Triathlon run training is just the same as any run training program, right? Well, yes… and no.
All run training whether it’s for your next 5K race or your upcoming sprint distance triathlon shares the same three basic elements, or what I call the Holy Trinity of Training: base building, strength, and speed.
- Endurance/Aerobic Base: Aerobic zone heart rate training to develop your aerobic/cardiovascular system so you can resist fatigue (run the 5K) and teach your body to efficiently burn fat for fuel. This will make up the bulk of your run training…at least 80%.
- Strength/Force/Power: Both general (weight lifting) and sport specific (running hill repeats) strength training help you overcome resistance, such as running up hills during your race with less muscular fatigue. Triathletes should limit run specific strength to once a week… remember, you have two other sports to build for.
- Speed Skills: Speed skills contain both technique drills (kick butt drills, cadence drills, etc.) and speed work (short sprints to longer lactate threshold sets). Both make you a faster runner because you become more efficient (run faster with the same energy output) and you teach your neuromuscular system to fire faster. Build technique drills and short speed (5-10 second bursts) into every run. Once again, if you are training for triathlon limit your speed-focused run sessions to once a week and for best results do your speed work on rested legs.
And that, my friends, is where the similarity ends.

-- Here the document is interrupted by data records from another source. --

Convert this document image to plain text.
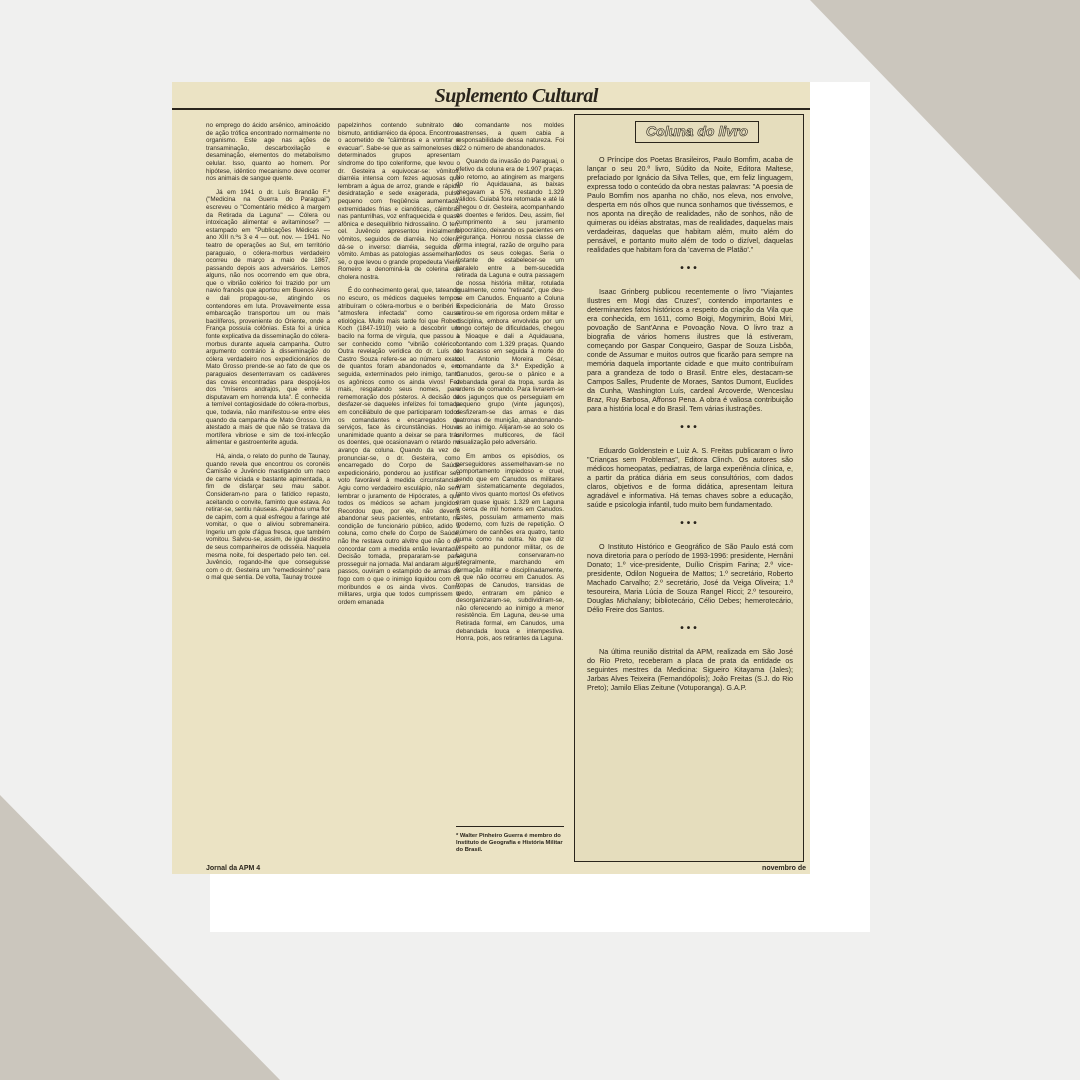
Suplemento Cultural

no emprego do ácido arsênico, aminoácido de ação trófica encontrado normalmente no organismo. Este age nas ações de transaminação, descarboxilação e desaminação, elementos do metabolismo celular. Isso, quanto ao homem. Por hipótese, idêntico mecanismo deve ocorrer nos animais de sangue quente.

Já em 1941 o dr. Luís Brandão F.º ("Medicina na Guerra do Paraguai") escreveu o "Comentário médico à margem da Retirada da Laguna" — Cólera ou intoxicação alimentar e avitaminose? — estampado em "Publicações Médicas — ano XIII n.ºs 3 e 4 — out. nov. — 1941. No teatro de operações ao Sul, em território paraguaio, o cólera-morbus verdadeiro ocorreu de março a maio de 1867, passando depois aos adversários. Lemos alguns, não nos ocorrendo em que obra, que o vibrião colérico foi trazido por um navio francês que aportou em Buenos Aires e dali propagou-se, atingindo os contendores em luta. Provavelmente essa embarcação transportou um ou mais bacilíferos, proveniente do Oriente, onde a França possuía colônias. Esta foi a única fonte explicativa da disseminação do cólera-morbus durante aquela campanha. Outro argumento contrário à disseminação do cólera verdadeiro nos expedicionários de Mato Grosso prende-se ao fato de que os paraguaios desenterravam os cadáveres das covas encontradas para despojá-los dos "míseros andrajos, que entre si disputavam em horrenda luta". É conhecida a temível contagiosidade do cólera-morbus, que, todavia, não manifestou-se entre eles quando da campanha de Mato Grosso. Um atestado a mais de que não se tratava da mortífera vibriose e sim de toxi-infecção alimentar e gastroenterite aguda.

Há, ainda, o relato do punho de Taunay, quando revela que encontrou os coronéis Camisão e Juvêncio mastigando um naco de carne viciada e bastante apimentada, a fim de disfarçar seu mau sabor. Consideram-no para o fatídico repasto, aceitando o convite, faminto que estava. Ao retirar-se, sentiu náuseas. Apanhou uma flor de capim, com a qual esfregou a faringe até vomitar, o que o aliviou sobremaneira. Ingeriu um gole d'água fresca, que também vomitou. Salvou-se, assim, de igual destino de seus companheiros de odisséia. Naquela mesma noite, foi despertado pelo ten. cel. Juvêncio, rogando-lhe que conseguisse com o dr. Gesteira um "remediosinho" para o mal que sentia. De volta, Taunay trouxe

papelzinhos contendo subnitrato de bismuto, antidiarréico da época. Encontrou-o acometido de "câimbras e a vomitar e evacuar". Sabe-se que as salmoneloses de determinados grupos apresentam síndrome do tipo coleriforme, que levou o dr. Gesteira a equivocar-se: vômitos, diarréia intensa com fezes aquosas que lembram a água de arroz, grande e rápida desidratação e sede exagerada, pulso pequeno com freqüência aumentada, extremidades frias e cianóticas, câimbras nas panturrilhas, voz enfraquecida e quase afônica e desequilíbrio hidrossalino. O ten. cel. Juvêncio apresentou inicialmente vômitos, seguidos de diarréia. No cólera, dá-se o inverso: diarréia, seguida de vômito. Ambas as patologias assemelham-se, o que levou o grande propedeuta Vieira Romeiro a denominá-la de colerina ou cholera nostra.

É do conhecimento geral, que, tateando no escuro, os médicos daqueles tempos atribuíram o cólera-morbus e o beribéri à "atmosfera infectada" como causa etiológica. Muito mais tarde foi que Robert Koch (1847-1910) veio a descobrir um bacilo na forma de vírgula, que passou a ser conhecido como "vibrião colérico". Outra revelação verídica do dr. Luís de Castro Souza refere-se ao número exato de quantos foram abandonados e, em seguida, exterminados pelo inimigo, tanto os agônicos como os ainda vivos! Fez mais, resgatando seus nomes, para rememoração dos pósteros. A decisão de desfazer-se daqueles infelizes foi tomada em conciliábulo de que participaram todos os comandantes e encarregados de serviços, face às circunstâncias. Houve unanimidade quanto a deixar se para trás os doentes, que ocasionavam o retardo no avanço da coluna. Quando da vez de pronunciar-se, o dr. Gesteira, como encarregado do Corpo de Saúde expedicionário, ponderou ao justificar seu voto favorável à medida circunstancial. Agiu como verdadeiro esculápio, não sem lembrar o juramento de Hipócrates, a que todos os médicos se acham jungidos. Recordou que, por ele, não deveria abandonar seus pacientes, entretanto, na condição de funcionário público, adido à coluna, como chefe do Corpo de Saúde, não lhe restava outro alvitre que não o de concordar com a medida então levantada! Decisão tomada, prepararam-se para prosseguir na jornada. Mal andaram alguns passos, ouviram o estampido de armas de fogo com o que o inimigo liquidou com os moribundos e os ainda vivos. Como militares, urgia que todos cumprissem a ordem emanada

do comandante nos moldes castrenses, a quem cabia a responsabilidade dessa natureza. Foi 122 o número de abandonados.

Quando da invasão do Paraguai, o efetivo da coluna era de 1.907 praças. No retorno, ao atingirem as margens do rio Aquidauana, as baixas chegavam a 576, restando 1.329 válidos. Cuiabá fora retomada e até lá chegou o dr. Gesteira, acompanhando os doentes e feridos. Deu, assim, fiel cumprimento a seu juramento hipocrático, deixando os pacientes em segurança. Honrou nossa classe de forma integral, razão de orgulho para todos os seus colegas. Seria o instante de estabelecer-se um paralelo entre a bem-sucedida retirada da Laguna e outra passagem de nossa história militar, rotulada igualmente, como "retirada", que deu-se em Canudos. Enquanto a Coluna Expedicionária de Mato Grosso retirou-se em rigorosa ordem militar e disciplina, embora envolvida por um longo cortejo de dificuldades, chegou à Nioaque e dali a Aquidauana, contando com 1.329 praças. Quando do fracasso em seguida à morte do cel. Antonio Moreira César, comandante da 3.ª Expedição a Canudos, gerou-se o pânico e a debandada geral da tropa, surda às ordens de comando. Para livrarem-se dos jagunços que os perseguiam em pequeno grupo (vinte jagunços), desfizeram-se das armas e das patronas de munição, abandonando-as ao inimigo. Alijaram-se ao solo os uniformes multicores, de fácil visualização pelo adversário.

Em ambos os episódios, os perseguidores assemelhavam-se no comportamento impiedoso e cruel, sendo que em Canudos os militares eram sistematicamente degolados, tanto vivos quanto mortos! Os efetivos eram quase iguais: 1.329 em Laguna e cerca de mil homens em Canudos. Estes, possuíam armamento mais moderno, com fuzis de repetição. O número de canhões era quatro, tanto numa como na outra. No que diz respeito ao pundonor militar, os de Laguna conservaram-no integralmente, marchando em formação militar e disciplinadamente, o que não ocorreu em Canudos. As tropas de Canudos, transidas de medo, entraram em pânico e desorganizaram-se, subdividiram-se, não oferecendo ao inimigo a menor resistência. Em Laguna, deu-se uma Retirada formal, em Canudos, uma debandada louca e intempestiva. Honra, pois, aos retirantes da Laguna.

* Walter Pinheiro Guerra é membro do Instituto de Geografia e História Militar do Brasil.
Coluna do livro

O Príncipe dos Poetas Brasileiros, Paulo Bomfim, acaba de lançar o seu 20.º livro, Súdito da Noite, Editora Maltese, prefaciado por Ignácio da Silva Telles, que, em feliz linguagem, expressa todo o conteúdo da obra nestas palavras: "A poesia de Paulo Bomfim nos apanha no chão, nos eleva, nos envolve, desperta em nós olhos que nunca sonhamos que tivéssemos, e nos aponta na direção de realidades, não de sonhos, não de quimeras ou idéias abstratas, mas de realidades, daquelas mais verdadeiras, daquelas que habitam além, muito além do pensável, e portanto muito além de todo o dizível, daquelas realidades que habitam fora da 'caverna de Platão'."

•••

Isaac Grinberg publicou recentemente o livro "Viajantes Ilustres em Mogi das Cruzes", contendo importantes e determinantes fatos históricos a respeito da criação da Vila que era conhecida, em 1611, como Boigi, Mogymirim, Boixi Miri, povoação de Sant'Anna e Povoação Nova. O livro traz a biografia de vários homens ilustres que lá estiveram, começando por Gaspar Conqueiro, Gaspar de Souza Lisbôa, conde de Assumar e muitos outros que ficarão para sempre na memória daquela importante cidade e que muito contribuíram para a grandeza de todo o Brasil. Entre eles, destacam-se Campos Salles, Prudente de Moraes, Santos Dumont, Euclides da Cunha, Washington Luís, cardeal Arcoverde, Wenceslau Braz, Ruy Barbosa, Affonso Pena. A obra é valiosa contribuição para a história local e do Brasil. Tem várias ilustrações.

•••

Eduardo Goldenstein e Luiz A. S. Freitas publicaram o livro "Crianças sem Problemas", Editora Clinch. Os autores são médicos homeopatas, pediatras, de larga experiência clínica, e, a partir da prática diária em seus consultórios, com dados claros, objetivos e de forma didática, apresentam leitura agradável e informativa. Há temas chaves sobre a educação, saúde e psicologia infantil, tudo muito bem fundamentado.

•••

O Instituto Histórico e Geográfico de São Paulo está com nova diretoria para o período de 1993-1996: presidente, Hernâni Donato; 1.º vice-presidente, Duílio Crispim Farina; 2.º vice-presidente, Odilon Nogueira de Mattos; 1.º secretário, Roberto Machado Carvalho; 2.º secretário, José da Veiga Oliveira; 1.ª tesoureira, Maria Lúcia de Souza Rangel Ricci; 2.º tesoureiro, Douglas Michalany; bibliotecário, Célio Debes; hemerotecário, Délio Freire dos Santos.

•••

Na última reunião distrital da APM, realizada em São José do Rio Preto, receberam a placa de prata da entidade os seguintes mestres da Medicina: Sigueiro Kitayama (Jales); Jarbas Alves Teixeira (Fernandópolis); João Freitas (S.J. do Rio Preto); Jamilo Elias Zeitune (Votuporanga). G.A.P.

Jornal da APM 4	novembro de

What a Difference a Tri Makes
The unique twist in triathlon is that your run begins on tired legs. And unlike someone focused strictly on 5Ks, you have less time available for run training because you require time to train for two other sports. To step up to the challenge of three sports, and to be able to run strong off the bike incorporate these three additional advanced tactics into your triathlon training schedule.
Bike, Run, Repeat
To build the confidence to jump off your bike and run you need to train for mental toughness. Here are a couple of ideas:
- Sprint distance triathlon or Olympic distance triathlon: Do one session three weeks before and a second session two weeks before your key race: After a good warm up, do 3 to 4 repetitions of 8-12 minutes at slightly above race pace on a bike trainer followed immediately by a 5-8 minute run slightly above race pace. In between each repetition spin for a minute or two on the trainer to get your legs ready for the next set.
- Half Ironman triathlon or Ironman distance triathlon: Do one session three weeks before and a second session two weeks before your key race: After a good warm up, do 3 to 4 repetitions of 12-20 minutes at slightly above race pace on a bike trainer followed immediately by a 8-12 minute run slightly above race pace. In between each repetition spin for a minute or two on the trainer to get your legs ready for the next set.
These routines build triathlon specific fitness along with the mental fortitude, too.
Be a Pace-keeper
All of us overestimate our abilities at one time or another. If it happens in training it’s not a big deal but on race day that can spell big trouble. The reason is simple: no matter who you are you can’t out race your training. That’s why it’s vitally important to manage your pace throughout the day, particularly on the bike and the first half of the run, so you build momentum to a fast, strong run finish. Here’s how to do it:
- Back off on the bike: One of the best ways to avoid a death march on the run is to go one gear easier than you think you can comfortably handle for the bike leg, especially the first half of it. This is particularly important in half Ironman and Ironman distance races. Remember, when you’re passing all those folks during the second half of the run leg (you know, the ones that were killing it on the bike) it’s not because you’re running faster…it’s because you saved your legs and don’t have to slow down as much.
- Monitor your breathing: Build the habit of using your breathing to keep you in touch with your body. During training rides and runs practice taking a few deep breaths to get you present and then take mental inventory on how you’re feeling: Stay aware! That way you can adjust your pace up or down as needed all the way to the finish line.
Keep Playing Those Mind Games
The bike to run transition crushes more people than any other part of the race. That’s because they burn tons of mental energy fretting about how far they have to go instead of staying in the moment and focusing on getting themselves quickly into their running rhythm.
One strategy here is to practice counting from 1 to 4 or repeat the word quick over and over as you start off on a run to get your mind focused on leg turnover and form. Good form combined with a quick cadence will win out every time.
And finally, one of my favorites is lying to myself. These days when I head out for a transition run I tell myself it’s a reward (instead of punishment) and smile. It sounds crazy but it works and it builds mental confidence like you wouldn’t believe.
Build these tactics into your training program before your next event and they will pay huge dividends come race day!